Mallow is located on the River Blackwater, some 20 miles north of Cork City. The town developed from a crossing-point on the river, and is known as the "Crossroads of Munster" because of its geographical location in the heart of the province and its importance as a road and rail junction.
The Town Coat of Arms
The illustrations on the town's crest reflect Mallow's historical and literary tradition.
Mallow Castle The original castle dates from 1185. When this fell into ruins in the 16th century a new castle was constructed nearby. This building remains a private residence to the present day; the older ruin is now a national monument. In the castle grounds can be seen the only herd of white deer to be found in Ireland.
Famous Writers A number of writers and poets have lived in the Mallow area. Among these were Thomas Davis (1814-1845) and Canon Sheehan (1852-1913) who was parish priest of the neighbouring town of Doneraile. Also near Doneraile can be seen "Spenser's Castle" where the poet Edmund Spenser wrote part of his work "The Faerie Queen", and Bowen's Court where Elizabeth Bowen was born.
The Dogs' Heads This fountain dates from the period when the town was noted for its spa. During the 18th century, crowds came to bathe in the waters which were believed to have curative properties.

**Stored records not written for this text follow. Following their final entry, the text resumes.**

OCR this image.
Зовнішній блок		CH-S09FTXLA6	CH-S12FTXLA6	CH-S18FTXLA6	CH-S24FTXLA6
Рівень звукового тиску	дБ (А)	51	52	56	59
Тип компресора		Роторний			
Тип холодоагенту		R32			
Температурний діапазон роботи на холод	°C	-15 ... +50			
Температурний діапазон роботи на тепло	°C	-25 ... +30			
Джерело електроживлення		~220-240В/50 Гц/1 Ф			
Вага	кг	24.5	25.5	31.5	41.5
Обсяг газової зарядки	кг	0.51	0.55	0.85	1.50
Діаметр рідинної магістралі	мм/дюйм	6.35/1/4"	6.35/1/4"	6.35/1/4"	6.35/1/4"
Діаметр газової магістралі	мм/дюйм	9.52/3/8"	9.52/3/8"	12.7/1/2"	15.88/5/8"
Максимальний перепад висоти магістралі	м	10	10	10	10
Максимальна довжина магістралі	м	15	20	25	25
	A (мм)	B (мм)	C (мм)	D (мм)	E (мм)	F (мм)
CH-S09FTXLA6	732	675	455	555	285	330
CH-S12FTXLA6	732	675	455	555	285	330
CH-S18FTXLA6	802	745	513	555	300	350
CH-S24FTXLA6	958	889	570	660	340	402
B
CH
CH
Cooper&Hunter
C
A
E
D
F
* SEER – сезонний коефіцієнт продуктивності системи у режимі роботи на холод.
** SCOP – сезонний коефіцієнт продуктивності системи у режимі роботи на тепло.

The town anthem The Rakes of Mallow dates from this period.
The Swan This refers to the Irish name Magh Ealla (the Plain of the Swan).
Motto The motto "Per Ignem et Aquam" refers to the sacking of the town carried out by British forces in September 1920 during the War of Independence, and to the fact that the lower parts of the town are subject to flooding from the River Blackwater.